To be candid with you, Forefront serves a strictly internal purpose as well, which is to promote a culture of cross-functional strategic thinking and operations within our Bank. All organizations are looking for ways to break down silos and encourage problem identification and resolution from different viewpoints. One of my goals for Forefront was for it to help us build a better Bank.
For me, interviewing outside experts has been the most fun and stimulating aspect of each Forefront issue. These experts often challenge us to think differently about the world we live in, and to consider policy solutions that we might not have taken as seriously as we ought to, or even put on the table. I gained valuable insights from every person I interviewed and find myself going back into the text to rediscover something that we discussed. I wish I had the space to explain what I found so stimulating about each one, but space doesn’t permit that. Nevertheless, let me randomly cite a few that illustrate the power of economic logic applied to public policy issues, as well as define some of the limitations of that logic.
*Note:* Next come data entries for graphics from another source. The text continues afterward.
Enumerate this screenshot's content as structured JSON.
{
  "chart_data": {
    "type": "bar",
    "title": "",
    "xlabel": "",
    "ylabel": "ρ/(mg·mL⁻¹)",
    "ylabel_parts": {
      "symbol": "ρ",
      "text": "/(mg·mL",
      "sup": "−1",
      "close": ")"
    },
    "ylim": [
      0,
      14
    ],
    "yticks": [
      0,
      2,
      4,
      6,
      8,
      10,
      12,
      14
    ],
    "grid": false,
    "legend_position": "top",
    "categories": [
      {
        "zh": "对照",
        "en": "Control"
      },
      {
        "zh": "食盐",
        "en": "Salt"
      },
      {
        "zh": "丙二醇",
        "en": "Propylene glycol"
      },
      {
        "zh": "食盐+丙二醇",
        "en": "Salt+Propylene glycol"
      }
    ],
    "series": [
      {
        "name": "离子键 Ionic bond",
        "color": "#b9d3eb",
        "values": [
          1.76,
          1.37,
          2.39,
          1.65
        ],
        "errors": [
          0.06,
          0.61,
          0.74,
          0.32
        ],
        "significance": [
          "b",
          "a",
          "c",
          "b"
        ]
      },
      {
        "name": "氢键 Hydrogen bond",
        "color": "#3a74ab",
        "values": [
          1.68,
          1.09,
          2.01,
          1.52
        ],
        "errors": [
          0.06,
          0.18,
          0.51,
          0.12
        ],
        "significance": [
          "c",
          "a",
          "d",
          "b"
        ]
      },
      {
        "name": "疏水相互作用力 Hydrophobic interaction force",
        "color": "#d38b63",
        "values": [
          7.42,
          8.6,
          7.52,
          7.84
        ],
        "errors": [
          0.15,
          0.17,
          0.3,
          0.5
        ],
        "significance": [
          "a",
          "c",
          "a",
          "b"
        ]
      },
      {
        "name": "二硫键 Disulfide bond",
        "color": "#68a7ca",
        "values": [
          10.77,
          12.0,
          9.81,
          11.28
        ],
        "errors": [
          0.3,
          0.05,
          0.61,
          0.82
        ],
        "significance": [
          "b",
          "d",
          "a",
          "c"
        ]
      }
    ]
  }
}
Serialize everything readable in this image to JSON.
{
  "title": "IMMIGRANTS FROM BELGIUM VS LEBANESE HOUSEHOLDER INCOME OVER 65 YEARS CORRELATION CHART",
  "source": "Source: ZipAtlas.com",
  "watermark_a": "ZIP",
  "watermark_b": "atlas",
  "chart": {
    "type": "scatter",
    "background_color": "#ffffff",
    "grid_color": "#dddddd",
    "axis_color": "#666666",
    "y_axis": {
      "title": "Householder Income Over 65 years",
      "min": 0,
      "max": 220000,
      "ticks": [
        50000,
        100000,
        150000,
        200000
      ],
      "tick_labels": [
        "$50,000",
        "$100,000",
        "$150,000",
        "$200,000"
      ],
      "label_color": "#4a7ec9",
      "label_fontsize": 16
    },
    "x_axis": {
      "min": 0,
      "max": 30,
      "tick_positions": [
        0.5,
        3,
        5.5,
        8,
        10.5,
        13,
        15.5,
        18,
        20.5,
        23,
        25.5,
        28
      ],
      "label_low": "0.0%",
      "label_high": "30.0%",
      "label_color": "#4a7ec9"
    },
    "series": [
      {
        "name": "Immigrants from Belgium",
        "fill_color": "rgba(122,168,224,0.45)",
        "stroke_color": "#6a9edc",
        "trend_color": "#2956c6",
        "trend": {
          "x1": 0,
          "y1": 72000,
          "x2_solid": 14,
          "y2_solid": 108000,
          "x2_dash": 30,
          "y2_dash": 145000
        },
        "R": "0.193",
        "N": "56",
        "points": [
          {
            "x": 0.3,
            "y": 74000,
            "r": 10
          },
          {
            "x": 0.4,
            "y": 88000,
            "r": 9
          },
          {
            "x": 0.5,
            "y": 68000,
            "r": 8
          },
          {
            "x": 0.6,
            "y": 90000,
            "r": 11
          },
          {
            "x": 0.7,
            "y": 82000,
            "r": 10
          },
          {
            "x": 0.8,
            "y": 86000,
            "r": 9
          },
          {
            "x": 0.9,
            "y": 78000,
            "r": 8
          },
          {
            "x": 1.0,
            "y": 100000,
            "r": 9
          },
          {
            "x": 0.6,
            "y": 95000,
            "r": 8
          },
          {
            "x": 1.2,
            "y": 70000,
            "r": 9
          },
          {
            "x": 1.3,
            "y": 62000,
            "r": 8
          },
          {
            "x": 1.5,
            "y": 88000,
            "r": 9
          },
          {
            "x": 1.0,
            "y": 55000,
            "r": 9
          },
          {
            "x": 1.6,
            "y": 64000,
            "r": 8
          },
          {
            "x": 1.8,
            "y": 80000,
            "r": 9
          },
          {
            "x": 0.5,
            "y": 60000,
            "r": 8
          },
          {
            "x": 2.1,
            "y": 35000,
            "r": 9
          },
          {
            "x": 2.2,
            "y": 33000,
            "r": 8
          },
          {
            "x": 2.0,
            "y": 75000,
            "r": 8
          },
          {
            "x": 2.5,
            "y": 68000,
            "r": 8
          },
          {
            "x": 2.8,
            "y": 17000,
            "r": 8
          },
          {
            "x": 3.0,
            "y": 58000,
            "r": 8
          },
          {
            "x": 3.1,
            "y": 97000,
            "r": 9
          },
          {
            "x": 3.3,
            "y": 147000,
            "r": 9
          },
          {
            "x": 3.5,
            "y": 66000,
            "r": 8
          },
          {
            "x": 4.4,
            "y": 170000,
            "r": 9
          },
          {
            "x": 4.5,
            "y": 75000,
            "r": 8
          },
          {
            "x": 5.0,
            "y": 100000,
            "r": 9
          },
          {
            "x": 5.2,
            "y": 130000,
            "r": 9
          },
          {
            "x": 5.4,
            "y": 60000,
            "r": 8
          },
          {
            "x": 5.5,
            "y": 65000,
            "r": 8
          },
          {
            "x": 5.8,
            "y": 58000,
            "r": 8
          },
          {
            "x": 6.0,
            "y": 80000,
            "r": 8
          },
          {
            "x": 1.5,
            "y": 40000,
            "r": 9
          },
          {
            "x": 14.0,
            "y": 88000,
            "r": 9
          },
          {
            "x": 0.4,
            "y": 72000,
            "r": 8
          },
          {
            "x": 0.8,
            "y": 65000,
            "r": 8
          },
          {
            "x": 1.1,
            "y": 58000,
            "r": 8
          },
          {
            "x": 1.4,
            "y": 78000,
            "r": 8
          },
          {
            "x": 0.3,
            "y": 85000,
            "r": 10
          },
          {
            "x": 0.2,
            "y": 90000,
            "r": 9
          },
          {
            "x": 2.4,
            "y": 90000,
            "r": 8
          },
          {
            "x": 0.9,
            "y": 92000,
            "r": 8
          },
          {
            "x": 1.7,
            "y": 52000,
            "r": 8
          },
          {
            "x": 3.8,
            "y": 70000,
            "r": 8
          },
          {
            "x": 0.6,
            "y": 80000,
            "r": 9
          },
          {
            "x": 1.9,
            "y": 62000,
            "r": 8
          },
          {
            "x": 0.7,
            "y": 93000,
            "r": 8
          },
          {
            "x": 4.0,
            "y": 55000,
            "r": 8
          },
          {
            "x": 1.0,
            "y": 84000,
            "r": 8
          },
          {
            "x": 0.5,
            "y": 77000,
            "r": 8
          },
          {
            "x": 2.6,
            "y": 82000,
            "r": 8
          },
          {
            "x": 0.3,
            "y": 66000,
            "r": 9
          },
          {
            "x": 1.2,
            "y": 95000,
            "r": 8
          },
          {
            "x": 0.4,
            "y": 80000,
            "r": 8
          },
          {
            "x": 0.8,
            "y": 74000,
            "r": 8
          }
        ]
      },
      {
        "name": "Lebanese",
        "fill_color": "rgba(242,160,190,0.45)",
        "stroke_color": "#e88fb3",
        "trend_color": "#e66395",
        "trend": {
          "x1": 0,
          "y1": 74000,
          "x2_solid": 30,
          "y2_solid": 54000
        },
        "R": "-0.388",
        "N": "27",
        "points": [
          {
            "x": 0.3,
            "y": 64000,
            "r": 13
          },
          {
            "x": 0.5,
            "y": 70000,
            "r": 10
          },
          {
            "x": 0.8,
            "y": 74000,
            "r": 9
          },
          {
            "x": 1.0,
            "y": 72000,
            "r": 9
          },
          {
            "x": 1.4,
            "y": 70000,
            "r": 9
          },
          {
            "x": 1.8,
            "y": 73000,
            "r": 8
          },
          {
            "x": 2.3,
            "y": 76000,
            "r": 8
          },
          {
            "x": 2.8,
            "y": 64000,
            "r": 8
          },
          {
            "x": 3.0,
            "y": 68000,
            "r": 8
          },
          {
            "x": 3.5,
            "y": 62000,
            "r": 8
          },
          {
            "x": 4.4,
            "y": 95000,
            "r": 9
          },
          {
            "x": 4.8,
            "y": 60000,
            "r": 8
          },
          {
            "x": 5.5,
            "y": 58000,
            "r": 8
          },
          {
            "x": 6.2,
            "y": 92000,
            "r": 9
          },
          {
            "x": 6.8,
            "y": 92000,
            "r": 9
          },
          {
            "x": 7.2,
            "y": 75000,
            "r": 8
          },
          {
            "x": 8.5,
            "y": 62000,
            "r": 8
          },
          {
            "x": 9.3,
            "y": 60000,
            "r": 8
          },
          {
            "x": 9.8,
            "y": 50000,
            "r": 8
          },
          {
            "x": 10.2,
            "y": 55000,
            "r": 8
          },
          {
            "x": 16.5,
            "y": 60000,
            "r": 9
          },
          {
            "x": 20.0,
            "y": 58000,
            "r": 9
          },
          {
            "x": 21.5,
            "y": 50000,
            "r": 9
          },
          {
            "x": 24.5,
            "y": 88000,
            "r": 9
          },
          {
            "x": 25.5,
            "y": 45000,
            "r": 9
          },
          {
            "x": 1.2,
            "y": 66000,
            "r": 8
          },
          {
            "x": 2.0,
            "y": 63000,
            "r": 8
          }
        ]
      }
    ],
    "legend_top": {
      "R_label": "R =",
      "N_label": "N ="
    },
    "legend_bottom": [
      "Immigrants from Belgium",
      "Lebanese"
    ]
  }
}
For me, interviewing outside experts has been the most fun and stimulating aspect of each Forefront issue.
My first interview was with Anil Kashyup at the University of Chicago in 2010, in the wake of the financial crisis, while the Dodd-Frank Act was taking shape. Kashyup discussed the reasons for the crisis and what he regarded as the course of action that Congress and the financial regulators should take. There is a lot of meat in that story, and I think it is a good read.
Later that year I interviewed Art Rolnick on the subject of early childhood education. Rolnick maintains that investment in high-quality pre-K programs can achieve greater returns than investments in most other kinds of public programs. Since then the topic has received increasing attention, and many states and cities have rolled out new programs. I regard this as an extremely important public policy issue and would like to see more people informed about it.
Price Fishback from the University of Arizona sat down with me in 2011 to discuss similarities and differences between the Great Depression and the Great Recession, and Barry Eichengreen talked with me last year about economic history more generally. Each of these conversations reminded me of the valuable role that economic history can play in the formulation of current economic policies. As they say, history may not repeat itself, but it rhymes.
The last interview I will call out is the one in this issue, with Princeton’s cognitive scientist Eldar Shafir. Shafir contrasts psychologists’ and economists’ views about human decision making [Spoiler alert: economists beware!]. His analysis illustrates why consumers are prone to making poor choices in the marketplace, and why protecting consumers from unscrupulous sellers is not as easy as you might think.
These and other interviews, along with the rest of Forefront, are examples of the ongoing conversation we want to have with you, our readers, about the vital economic issues of our times. As I shift my own role from editor to reader, I firmly intend to remain involved in that conversation. Forefront staff, bring it on!